Jacky Chan performs his stunts himself... the one and only dare-devil. That is why he is so famous.
The Accidental Spy is made at a cost of over $100 million, making it the most expensive Jacky Chan film so far.
The film is produced by New Line Cinema and Golden Harvest, the same team behind Rush Hour.)
I’m standing in the sky on the roof of a glass and steel office tower for a scene in my latest movie The Accidental Spy. There are 28 floors of air between me and the concrete pavement below. I am about to do what I do best: do death-defying stunts. I am going to jump.
My stunt coordinators tell me the fall is safe  well, not 100 percent safe. It is still dangerous. Of course, they’ve only tried the test jump from the 16th floor… and, as I watched the test footage late last night, alone in our production offices, I realized a 16thfloor fall was too predictable.
Too… possible.
After all, my producer has been bragging to reporters that this will be the world’s most dangerous stunt. And who would I be if I didn’t live up to my press?
Not Jacky Chan.
So, against the advice of my director and my co-stars and the executives at the studio, I have decided to add 12 stories to the stunt.
That’s 180 more feet of very thin air through which my body will be sliding.

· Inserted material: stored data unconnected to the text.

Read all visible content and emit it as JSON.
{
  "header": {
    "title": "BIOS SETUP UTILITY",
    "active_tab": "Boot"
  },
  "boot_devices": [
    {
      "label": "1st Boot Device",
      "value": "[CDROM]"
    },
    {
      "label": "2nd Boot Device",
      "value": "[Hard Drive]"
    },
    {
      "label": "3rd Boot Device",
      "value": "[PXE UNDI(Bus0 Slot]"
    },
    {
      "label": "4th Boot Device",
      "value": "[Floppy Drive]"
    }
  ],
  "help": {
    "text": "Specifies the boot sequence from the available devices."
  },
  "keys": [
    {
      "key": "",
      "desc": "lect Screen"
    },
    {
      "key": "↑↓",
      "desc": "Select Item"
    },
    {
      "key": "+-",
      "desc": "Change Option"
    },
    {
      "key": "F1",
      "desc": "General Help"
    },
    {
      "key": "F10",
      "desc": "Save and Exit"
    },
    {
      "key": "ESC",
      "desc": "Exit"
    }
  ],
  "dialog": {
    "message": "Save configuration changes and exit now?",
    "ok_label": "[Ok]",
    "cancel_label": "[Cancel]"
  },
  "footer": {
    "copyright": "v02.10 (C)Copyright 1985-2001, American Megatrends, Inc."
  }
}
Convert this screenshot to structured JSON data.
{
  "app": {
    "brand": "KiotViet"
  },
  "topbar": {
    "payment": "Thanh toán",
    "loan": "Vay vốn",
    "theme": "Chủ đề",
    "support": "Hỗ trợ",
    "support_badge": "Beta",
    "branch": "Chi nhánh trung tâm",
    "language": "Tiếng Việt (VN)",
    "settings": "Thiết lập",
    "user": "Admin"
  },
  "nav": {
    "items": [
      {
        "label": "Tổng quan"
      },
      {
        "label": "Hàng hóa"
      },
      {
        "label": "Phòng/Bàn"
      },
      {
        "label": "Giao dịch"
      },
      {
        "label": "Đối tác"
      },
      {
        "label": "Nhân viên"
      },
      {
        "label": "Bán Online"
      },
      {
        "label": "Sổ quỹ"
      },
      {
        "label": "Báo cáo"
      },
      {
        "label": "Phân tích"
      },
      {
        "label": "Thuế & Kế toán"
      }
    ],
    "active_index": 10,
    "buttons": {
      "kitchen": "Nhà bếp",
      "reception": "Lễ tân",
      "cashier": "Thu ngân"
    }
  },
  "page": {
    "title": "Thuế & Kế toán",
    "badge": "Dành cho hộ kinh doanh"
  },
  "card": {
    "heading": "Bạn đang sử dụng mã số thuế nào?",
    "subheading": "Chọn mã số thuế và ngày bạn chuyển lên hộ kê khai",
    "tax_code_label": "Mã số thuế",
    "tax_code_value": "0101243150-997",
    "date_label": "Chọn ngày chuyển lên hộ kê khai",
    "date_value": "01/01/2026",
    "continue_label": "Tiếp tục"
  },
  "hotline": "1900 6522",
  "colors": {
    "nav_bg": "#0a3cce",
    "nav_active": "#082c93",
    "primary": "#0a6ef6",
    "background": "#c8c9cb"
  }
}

A few more seconds of excitement for the cameras.
A few more screams from an audience starving for adrenaline.
The formula is simple: The more dangerous the stunts, the more satisfied my fans will be. And they mean everything to me. They come to the theaters hungry for a hero, for someone who can laugh at disaster, who can make funny faces at death. Someone who can show them for real that the only thing to fear is fear itself.
But whoever said that never stood on a high roof. He never looked down over the edge of skyscraper to see a foam target 900 feet below. From here, the mattress looks like a postage stamp. When I hold out both hands in front of my face, I can just cover it entirely.
Sorry to contradict you, Mr. Whoever, but the only things to fear are fear itself, and hitting the ground at 100 miles per hour with nothing between you and the emergency room but a few inches of foam rubber.
My heart feels like a rock in my chest.
My body screams at me about the abuse I’ve put it through over the last four decades. Parts of me I can’t even pronounce are complaining about how badly I’ve treated them. And despite the mob of extras milling around the base of the building – hundreds of marines and firefighters and police, looking nervously up at the sky– I think to myself: Is this jump really necessary?
But the answer is there as soon as I ask the questions: Yes.
Because this stunt is special. It’s for my fans who made Jacky Chan. Without my fans, I will still be a nobody today.
The jump
Someone slaps me on the back, asks me if I’m ready. I nod, barely understanding. Another voice calls for quiet on the set, and suddenly the only sound is the wind and the blood rushing in my ears and my heart beginning to pound like a giant drum.
"Camera!"
"Rolling!"
"Action!"
And I suck in my churning stomach. Launch myself into the sky.
I fly. I almost can see death face to face.
Two days later I am back. . . doing another dangerous stunt for The Accidental Spy. My director told me, "Don’t do it," and I replied,"But I am Jacky Chan."
But deep inside I thought, will I survive this time?
(In his latest film The Accidental Spy, Jacky Chan pays tribute to Ian Fleming, playing Buck, a martial art expert recruited by the National Government to save the world from a deadly virus. The Accidental Spy has all the trimmings of a James Bond movie. . . beautiful women, exotic locations, dangerous stunts, non-stop action but unlike the Bond movies, the danger here is real. No camera tricks involved.
Jacky Chan performs his stunts himself... the one and only dare-devil. That is why he is so famous.
The Accidental Spy is made at a cost of over $100 million, making it the most expensive Jacky Chan film so far.
The film is produced by New Line Cinema and Golden Harvest, the same team behind Rush Hour.)